Experiments¶

These are preserved notes from real HarnessGym validation runs — the raw engineering record behind the Results page. Each captures the exact commands, the generated artifacts, the qualification/repair events, and the measured before/after numbers.

They are evidence the mechanism works end to end on one machine, not statistically powered benchmarks. Where an attempt timed out, the notes say so; where an artifact was quarantined or repaired, the notes record it.

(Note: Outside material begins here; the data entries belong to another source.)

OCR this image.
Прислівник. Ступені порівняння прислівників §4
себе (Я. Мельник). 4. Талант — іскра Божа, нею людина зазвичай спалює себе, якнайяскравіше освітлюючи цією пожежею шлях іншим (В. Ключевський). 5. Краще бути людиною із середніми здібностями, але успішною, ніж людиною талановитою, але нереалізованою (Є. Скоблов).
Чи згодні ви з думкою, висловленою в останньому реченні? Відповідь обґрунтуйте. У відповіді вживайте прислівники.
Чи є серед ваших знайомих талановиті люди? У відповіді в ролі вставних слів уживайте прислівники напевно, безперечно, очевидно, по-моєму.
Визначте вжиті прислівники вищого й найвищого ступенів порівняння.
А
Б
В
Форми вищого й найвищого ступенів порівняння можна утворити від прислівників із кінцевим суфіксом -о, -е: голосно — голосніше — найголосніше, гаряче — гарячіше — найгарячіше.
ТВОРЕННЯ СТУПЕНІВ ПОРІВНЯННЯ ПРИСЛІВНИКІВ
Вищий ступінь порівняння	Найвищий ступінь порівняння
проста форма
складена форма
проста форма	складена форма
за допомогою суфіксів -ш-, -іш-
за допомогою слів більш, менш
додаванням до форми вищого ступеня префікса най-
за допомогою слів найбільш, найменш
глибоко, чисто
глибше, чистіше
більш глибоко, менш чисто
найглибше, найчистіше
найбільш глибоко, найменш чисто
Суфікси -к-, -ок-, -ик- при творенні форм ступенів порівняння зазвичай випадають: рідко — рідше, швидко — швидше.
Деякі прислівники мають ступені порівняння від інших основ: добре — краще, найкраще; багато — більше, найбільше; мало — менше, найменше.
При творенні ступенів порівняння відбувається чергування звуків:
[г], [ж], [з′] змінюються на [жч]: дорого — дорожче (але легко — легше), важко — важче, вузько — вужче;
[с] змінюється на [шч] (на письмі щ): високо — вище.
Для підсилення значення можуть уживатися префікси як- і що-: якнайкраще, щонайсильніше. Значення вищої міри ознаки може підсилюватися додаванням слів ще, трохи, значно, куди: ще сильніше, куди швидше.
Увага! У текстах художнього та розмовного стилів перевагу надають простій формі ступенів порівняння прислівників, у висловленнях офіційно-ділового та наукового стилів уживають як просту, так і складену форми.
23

Date	Experiment	What it validated
2026-05-19	Tensor Layout Qualification	fresh-workspace artifact qualification end to end
2026-05-20	Claude Code Runner	the `claude` headless runner, MCP activation, replay
2026-05-23	Claude MCP Telemetry	machine-readable evidence that Claude actually called generated tools
2026-05-24	CPU MoE Real Smoke	the compiled top-2 MoE kernel task path
2026-05-26	H100 Triton RMSNorm	real H100-over-SSH scoring, 150.0 → 103.3 µs
2026-05-27	H100 Triton RMSNorm (Long)	longer run from a generated bundle, 17 active tools, 142.8 → 99.7 µs

How to read these¶

Each note follows the same arc the loop does:

Task — what was being optimized and how it was scored.
Generation — the harnessgym run command and the artifacts it produced.
Qualification — whether artifacts passed the clean-room gate, and any repair/quarantine events.
Replay — the harnessgym compare (or post-attempt scoring) and the plain-vs-harnessed numbers.

If you want to reproduce one, the commands in each note are the same ones on the Examples page, run against the corresponding workspace.